Stock Option Plan – Employees of the Company participate in the AES Stock Option Plan (the SOP) that provides for grants of stock options to eligible participants. Prior to 2003, the Company accounted for the SOP under the recognition and measurement provisions of APB Opinion No. 25, “Accounting for Stock Issued to Employees,” and related Interpretations.  No stock-based employee compensation cost is reflected in 2002 and 2001 net income, as all options granted under the SOP in those years had an exercise price equal to the market value of the underlying common stock on the date of grant.  Effective January 1, 2003, the Company adopted the fair value recognition provisions of SFAS No. 123, “Accounting for Stock-Based Compensation”, prospectively to all employee awards granted, modified or settled after January 1, 2003. Awards under the SOP vest over periods ranging from two to five years. Therefore, the cost related to stock-based employee compensation included in the determination of net income for 2003 is less than that which would have been recognized if the fair value based method had been applied to all awards from the inception of the Company. The expense recognized under the prospective method for the year ended December 31, 2003 is approximately $162,000.

 

10.                       FAIR VALUE OF FINANCIAL INSTRUMENTS

 

The fair value of the Company’s current financial assets and liabilities approximate their carrying values.

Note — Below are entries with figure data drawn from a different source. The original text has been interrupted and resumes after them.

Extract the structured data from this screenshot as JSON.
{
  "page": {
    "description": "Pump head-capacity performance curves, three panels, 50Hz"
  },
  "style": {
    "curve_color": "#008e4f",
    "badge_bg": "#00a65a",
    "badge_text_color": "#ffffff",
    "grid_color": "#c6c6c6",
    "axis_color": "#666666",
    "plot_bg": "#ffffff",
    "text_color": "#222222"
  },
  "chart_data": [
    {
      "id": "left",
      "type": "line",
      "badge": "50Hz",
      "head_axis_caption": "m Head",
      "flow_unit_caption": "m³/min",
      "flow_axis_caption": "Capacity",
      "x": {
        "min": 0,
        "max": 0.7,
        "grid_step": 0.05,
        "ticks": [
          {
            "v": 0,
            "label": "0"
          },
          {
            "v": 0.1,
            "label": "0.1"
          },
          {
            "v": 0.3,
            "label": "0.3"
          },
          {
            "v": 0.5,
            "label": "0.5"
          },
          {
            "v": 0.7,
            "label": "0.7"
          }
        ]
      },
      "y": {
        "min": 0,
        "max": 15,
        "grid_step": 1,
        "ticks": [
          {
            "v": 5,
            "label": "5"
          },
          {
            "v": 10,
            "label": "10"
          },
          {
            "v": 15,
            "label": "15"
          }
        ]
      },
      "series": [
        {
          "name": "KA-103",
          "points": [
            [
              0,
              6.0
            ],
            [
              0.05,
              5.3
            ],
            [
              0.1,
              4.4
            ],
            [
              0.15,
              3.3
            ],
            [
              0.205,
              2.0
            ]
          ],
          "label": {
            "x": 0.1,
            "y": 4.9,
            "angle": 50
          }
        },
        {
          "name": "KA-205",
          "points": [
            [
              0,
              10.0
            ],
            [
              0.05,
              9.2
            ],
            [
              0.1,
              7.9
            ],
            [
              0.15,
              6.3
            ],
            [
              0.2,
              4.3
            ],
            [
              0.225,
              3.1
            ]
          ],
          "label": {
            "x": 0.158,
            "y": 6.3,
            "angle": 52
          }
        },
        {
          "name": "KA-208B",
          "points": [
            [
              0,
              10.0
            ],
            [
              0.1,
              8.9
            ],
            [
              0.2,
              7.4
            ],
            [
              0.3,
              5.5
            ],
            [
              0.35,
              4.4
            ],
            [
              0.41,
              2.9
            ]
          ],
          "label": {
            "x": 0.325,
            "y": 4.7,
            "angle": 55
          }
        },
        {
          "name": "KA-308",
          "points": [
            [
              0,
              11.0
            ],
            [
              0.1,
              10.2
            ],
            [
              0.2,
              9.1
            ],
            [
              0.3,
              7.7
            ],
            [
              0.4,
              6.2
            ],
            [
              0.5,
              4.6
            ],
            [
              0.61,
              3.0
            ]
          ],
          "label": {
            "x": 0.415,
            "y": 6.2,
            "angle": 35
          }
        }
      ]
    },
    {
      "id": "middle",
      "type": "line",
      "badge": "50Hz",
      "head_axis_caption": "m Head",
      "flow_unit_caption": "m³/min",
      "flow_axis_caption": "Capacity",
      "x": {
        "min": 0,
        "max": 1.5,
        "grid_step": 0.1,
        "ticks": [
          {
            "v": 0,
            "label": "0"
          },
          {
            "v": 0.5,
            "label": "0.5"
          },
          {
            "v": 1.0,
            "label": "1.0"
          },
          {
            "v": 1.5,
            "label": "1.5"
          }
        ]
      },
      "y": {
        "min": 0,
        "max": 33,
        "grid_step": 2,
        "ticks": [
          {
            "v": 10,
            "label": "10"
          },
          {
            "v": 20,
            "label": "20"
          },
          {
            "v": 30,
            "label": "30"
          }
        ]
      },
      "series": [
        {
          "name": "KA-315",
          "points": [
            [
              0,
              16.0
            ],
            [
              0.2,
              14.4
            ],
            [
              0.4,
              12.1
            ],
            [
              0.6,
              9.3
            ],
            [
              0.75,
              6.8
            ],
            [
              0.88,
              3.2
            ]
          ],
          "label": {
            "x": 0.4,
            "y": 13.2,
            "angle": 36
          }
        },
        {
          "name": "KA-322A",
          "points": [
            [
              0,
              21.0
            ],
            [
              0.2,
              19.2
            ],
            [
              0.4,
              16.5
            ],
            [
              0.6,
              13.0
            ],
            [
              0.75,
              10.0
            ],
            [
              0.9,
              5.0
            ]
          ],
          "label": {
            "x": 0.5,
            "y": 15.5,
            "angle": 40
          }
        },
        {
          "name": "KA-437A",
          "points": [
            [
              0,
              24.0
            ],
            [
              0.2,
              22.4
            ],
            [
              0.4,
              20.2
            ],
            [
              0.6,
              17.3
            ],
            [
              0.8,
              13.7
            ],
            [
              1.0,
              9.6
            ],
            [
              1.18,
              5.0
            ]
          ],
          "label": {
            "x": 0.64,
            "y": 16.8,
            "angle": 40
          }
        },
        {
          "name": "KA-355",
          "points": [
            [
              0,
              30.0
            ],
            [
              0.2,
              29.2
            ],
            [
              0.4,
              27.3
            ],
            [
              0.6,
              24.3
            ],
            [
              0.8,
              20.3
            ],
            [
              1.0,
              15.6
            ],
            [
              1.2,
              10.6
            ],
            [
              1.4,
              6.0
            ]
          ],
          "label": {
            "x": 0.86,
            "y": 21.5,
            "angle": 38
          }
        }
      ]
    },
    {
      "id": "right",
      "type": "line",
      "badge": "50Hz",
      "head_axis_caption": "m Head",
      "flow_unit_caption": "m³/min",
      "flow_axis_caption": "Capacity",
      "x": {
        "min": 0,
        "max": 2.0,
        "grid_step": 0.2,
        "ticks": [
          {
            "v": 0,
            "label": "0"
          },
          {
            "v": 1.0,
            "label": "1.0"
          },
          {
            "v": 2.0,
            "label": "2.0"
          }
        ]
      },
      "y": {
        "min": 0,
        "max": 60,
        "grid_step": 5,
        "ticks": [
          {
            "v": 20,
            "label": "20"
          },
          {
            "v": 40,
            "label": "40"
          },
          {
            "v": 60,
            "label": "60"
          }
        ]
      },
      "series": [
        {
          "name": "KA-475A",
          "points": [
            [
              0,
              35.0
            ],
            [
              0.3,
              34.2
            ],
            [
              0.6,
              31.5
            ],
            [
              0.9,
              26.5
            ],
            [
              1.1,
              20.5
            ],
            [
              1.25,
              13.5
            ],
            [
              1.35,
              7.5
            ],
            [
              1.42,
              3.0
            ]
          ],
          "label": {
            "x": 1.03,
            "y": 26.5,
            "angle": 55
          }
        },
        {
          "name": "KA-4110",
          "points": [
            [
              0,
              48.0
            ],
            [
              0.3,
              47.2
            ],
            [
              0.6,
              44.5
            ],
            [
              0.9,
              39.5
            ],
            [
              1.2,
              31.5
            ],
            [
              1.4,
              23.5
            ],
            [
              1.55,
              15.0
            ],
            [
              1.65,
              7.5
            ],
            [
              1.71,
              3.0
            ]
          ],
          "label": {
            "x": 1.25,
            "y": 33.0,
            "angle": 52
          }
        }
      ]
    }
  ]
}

The fair value estimates are based on pertinent information available as of December 31, 2003. The Company is not aware of any factors that would significantly affect the estimated fair value amounts since that date.

 

11.                       SEGMENT INFORMATION

 

Under the provisions of SFAS No. 131, “Disclosures About Segments of an Enterprise and Related Information”, the Company’s business is expected to be operated as one reportable segment, with operating income or loss being the measure of performance measured by the chief operating decision-maker.

 

12.                       SUBSEQUENT EVENTS

 

Cash flow from AEE’s operations during the second half of 2003 was sufficient to cover the aggregate rental payments under the leases on the Somerset and Cayuga Plants due January 2, 2004. On this date, rental payments were made in the amount of $31.7 million.

 

Cash flow from operations in excess of the aggregate rental payments under the AEE’s leases may be

distributed to its partners if certain criteria are met. On January 7, 2004, AEE made a distribution payment of $48.7 million.

 

AEE borrowed $12.9 million on January 9, 2004, and an additional $1 million on February 20, 2004, for working capital purposes under the $35 million secured revolving working capital and letter of credit facility with Union Bank of California, N.A. The borrowings were at an interest rate of 5.50%.  A partial payment of $6.2 million was repaid on January 27, 2004 and the remaining balance of $7.7 million was repaid on February 26, 2004.